Ces travaux reposent sur les archives du
duc de Guise conservées à la bibliothèque du musée de l’armée et sur de
réguliers entretiens avec quelques rares spécialistes. Nous reprenons le terme
de céleustique employé par le général Bardin pour distinguer le répertoire des
musiciens d’ordonnance de celui des musiciens d’harmonie. En effet, la
confusion entre les deux répertoires est une des raisons de la méconnaissance
de l’histoire de la transmission des signaux d’ordre dans les armées.
Pour étudier les répertoires anciens du
tambour militaire français, nous diviserons la période concernée en 4 temps
correspondants aux quatre principales partitions qui sont parvenues jusqu’à
nous. 1. Le temps de la marche (partition de Thoinot Arbeau), 2. Le temps des
signaux (partition du Père Mersenne), 3. Le temps des marches (partitions de
Philidor), 4. Le temps du règlement (partition de Bombelles). Une 5e
partie hors des temps abordera les partitions des mousquetaires.
1. Le temps de la marche : la partition de
Jehan Tabourot[1] (1589).
1.1. Les origines du tambour
militaire sont suisses.
On connaît l’usage des percussions dans les anciennes armées asiatiques
et orientales (chinoises, coréennes, japonaises ou ottomanes). Mais les Suisses
sont les premiers militaires occidentaux à introduire l’usage du tambour
portatif dans l’infanterie pour cadencer le pas. Rompant avec les usages
militaires de leur temps et ceux de l’antiquité, ils empruntent les instruments
des montagnards, le tambourin et le galoubet. La supériorité des fantassins
suisses en fait des modèles pour toutes les armées européennes alors en pleine
mutation au sortir du moyen-âge.
Louis XI avait déjà appelé des Suisses pour former son armée en 1480.
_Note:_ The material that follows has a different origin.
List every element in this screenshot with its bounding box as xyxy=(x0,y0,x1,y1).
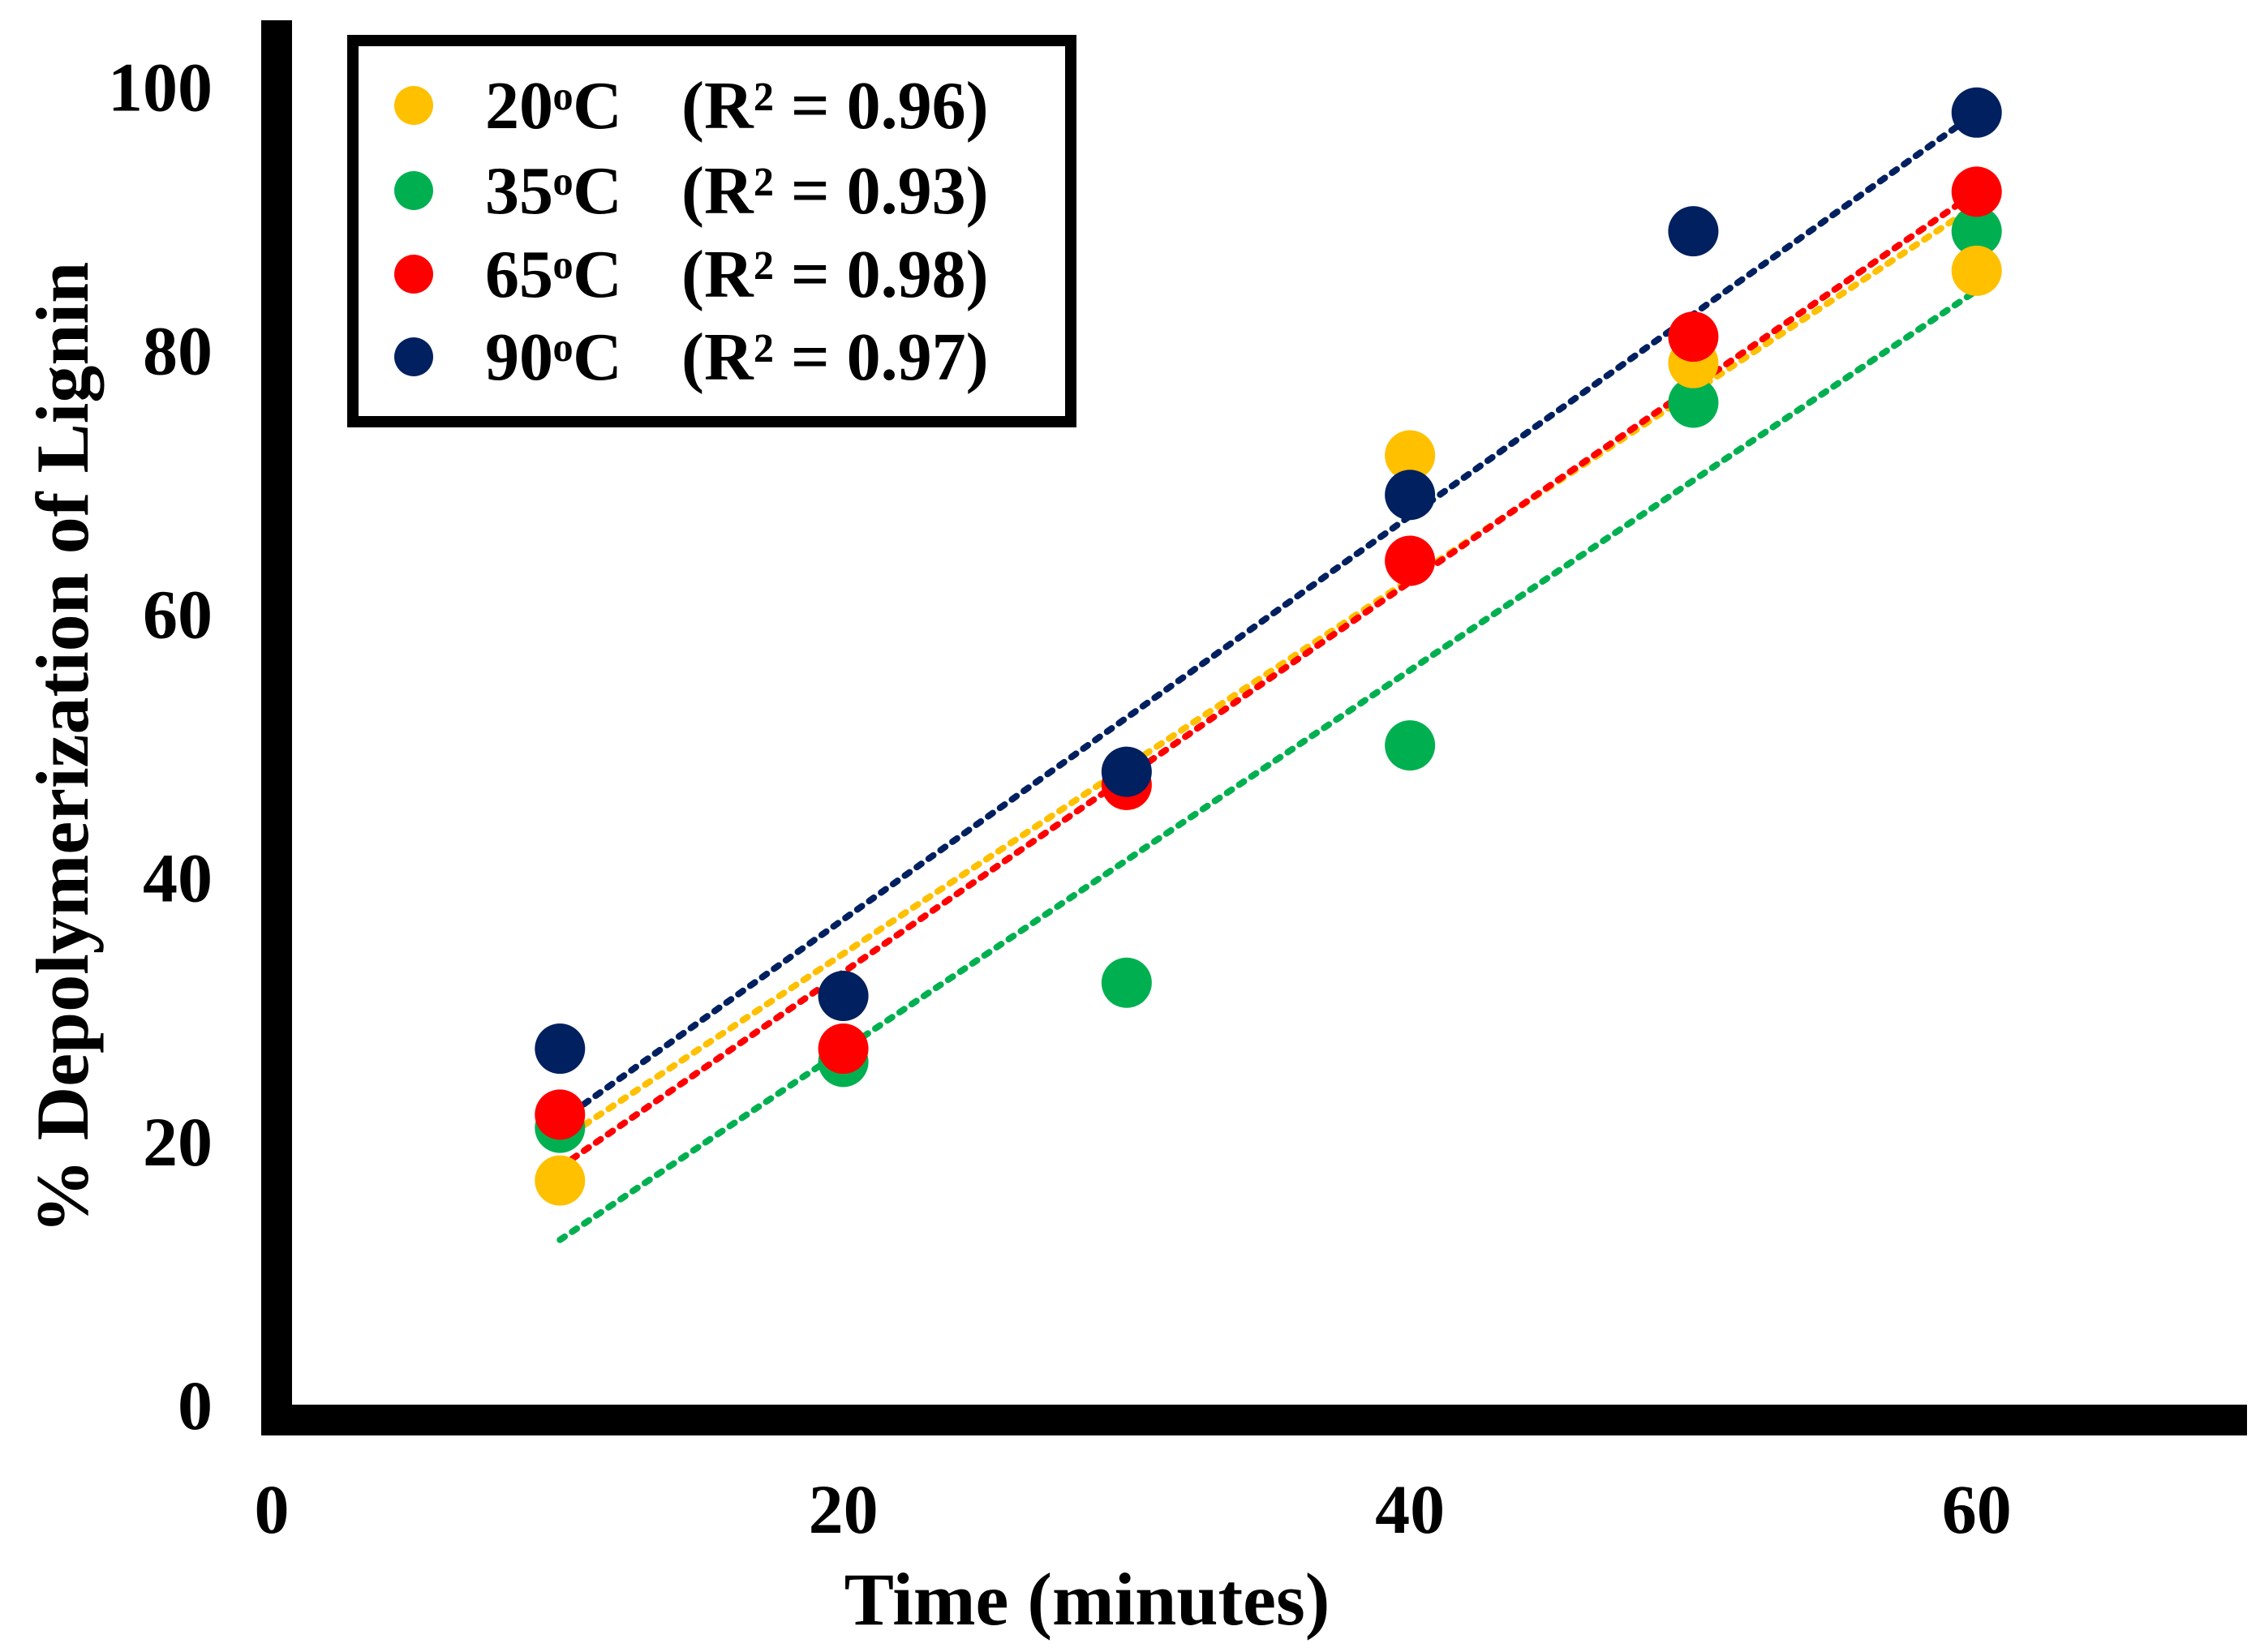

Charles VIII avait quatre énormes tambours lors de son entrée dans Florence en
novembre 1494. Une décision[2]
de Louis XII en 1508 organisant les bandes de soldats indique que chacune avait
des tambourins et des fifres dont le nombre variait suivant la fantaisie du
capitaine qui les payait. C’est François Ier en réorganisant son
infanterie qui solde le tambour et le fifre en 1534[3].
Le roi veut pouvoir affronter les tercios espagnols, alors la meilleure
infanterie d’Europe. Pendant les guerres de religion, de nombreux régiments
sont levés puis dissous, seuls les “vieux” sont conservés (gardes françaises,
Picardie, Piémont, Navarre, Champagne et Normandie).
2. L’Orchésographie, fournit la première partition de tambour militaire.
Quand Henri IV monte sur le trône en 1589, l’infanterie française
compte cinq régiments, les quatre vieux et les gardes françaises.
Nous
disposons de très peu d’informations sur l’usage du tambour et du fifre dans
les régiments, pas plus que sur le répertoire des signaux employés. Comme les
signaux de trompette utilisés dans la cavalerie, il existait des signaux dans l’infanterie.
Ils sont à peine évoqués dans l’Orchésographie,
le premier ouvrage qui fournit des partitions de tambour militaire. Ces batteries
servent de « fignes &
aduertiffements aux foldats, pour defloger, marcher, fe retirer […] ».
L’Orchésographie ne donne pas les
noms des batteries d’ordonnance en usage, mais fournit des indications sur les
pas utilisés. Arbeau décrit les pas des soldats français en les accompagnant d’une
partition dans laquelle on reconnaît le thème de la marche françoise que l’on
retrouvera chez Mersenne et Philidor. Nous trouvons aussi une partition pour la
marche des Suisses, mais si elle n’a pas de correspondance avec celle de
Philidor, elle montre néanmoins l’importance qu’avaient ces régiments étrangers
au sein de l’armée royale.
La présentation du répertoire en service donnée par l’Orchésographie révèle que les batteries
sont utilisées pour la marche et pour cadencer le pas et qu’elles ont aussi un
rôle d’identification puisque les Suisses ont leur propre batterie.
[1] Sous le pseudonyme de Thoinot Arbeau, chanoine de Troyes, compositeur et écrivain (Dijon, 1520 – Langres,
1595).
[2] Belhomme, Histoire de l’infanterie, Lavauzelle,
Paris, t. 1, p. 141.
[3] L’institution des
légionnaires au royaume de France, leurs privilèges, gages et équipage, et le
devoir de leur charge. Du 24 juillet 1534. SHD GR1 X1.